Should We Use Standard Survival Models or the Illness-Death Model for Interval-Censored Data to Investigate Risk Factors of Chronic Kidney Disease Progression?

BACKGROUND: In studies investigating risk factors of chronic kidney disease (CKD) progression, one may be interested in estimating factors effects on both a fall of glomerular filtration rate (GFR) below a specific level (i.e., a CKD stage) and death.
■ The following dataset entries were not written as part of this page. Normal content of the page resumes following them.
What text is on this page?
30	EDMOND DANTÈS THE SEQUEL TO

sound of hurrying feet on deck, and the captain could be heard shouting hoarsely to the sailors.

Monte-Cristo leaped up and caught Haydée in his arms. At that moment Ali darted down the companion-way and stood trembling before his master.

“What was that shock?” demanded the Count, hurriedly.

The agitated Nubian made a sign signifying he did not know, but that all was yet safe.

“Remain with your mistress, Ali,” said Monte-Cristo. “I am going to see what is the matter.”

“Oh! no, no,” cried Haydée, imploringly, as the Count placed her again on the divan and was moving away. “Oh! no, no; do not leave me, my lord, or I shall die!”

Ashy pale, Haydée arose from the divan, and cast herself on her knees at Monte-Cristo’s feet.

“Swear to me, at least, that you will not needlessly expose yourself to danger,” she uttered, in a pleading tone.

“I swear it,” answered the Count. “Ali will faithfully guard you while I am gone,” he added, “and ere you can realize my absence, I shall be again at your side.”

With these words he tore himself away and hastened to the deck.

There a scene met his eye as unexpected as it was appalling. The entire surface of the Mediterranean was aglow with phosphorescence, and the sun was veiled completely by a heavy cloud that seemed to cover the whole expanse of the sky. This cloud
Such studies have to account for the fact that GFR is measured at intermittent visit only, which implies that progression to the stage of interest is unknown for patients who die before being observed at that stage. Our objective was to compare the results of an illness-death model that handles this uncertainty, with frequently used survival models. METHODS: This study included 1,519 patients from the NephroTest cohort with CKD stages 1–4 at baseline (69% males, 59±15 years, median protein/creatinine ratio [PCR] 27.4 mg/mmol) and subsequent annual measures of GFR (follow-up time 4.3±2.7 years). Each model was used to estimate the effects of sex, age, PCR, and GFR at baseline on the hazards of progression to CKD stage 5 (GFR<15 mL/min/1.73 m(2), n = 282 observed) and death (n = 168). RESULTS: For progression to stage 5, there were only minor differences between results from the different models. The differences between results were higher for the hazard of death before or after progression. Our results also suggest that previous findings on the effect of age on end-stage renal disease are more likely due to a strong impact of age on death than to an effect on progression. The probabilities of progression were systematically under-estimated with the survival model as compared with the illness-death model. CONCLUSIONS: This study illustrates the advantages of the illness-death model for accurately estimating the effects of risk factors on the hazard of progression and death, and probabilities of progression. It avoids the need to choose arbitrary time-to-event and time-to-censoring, while accounting for both interval censoring and competition by death, using a single analytical model.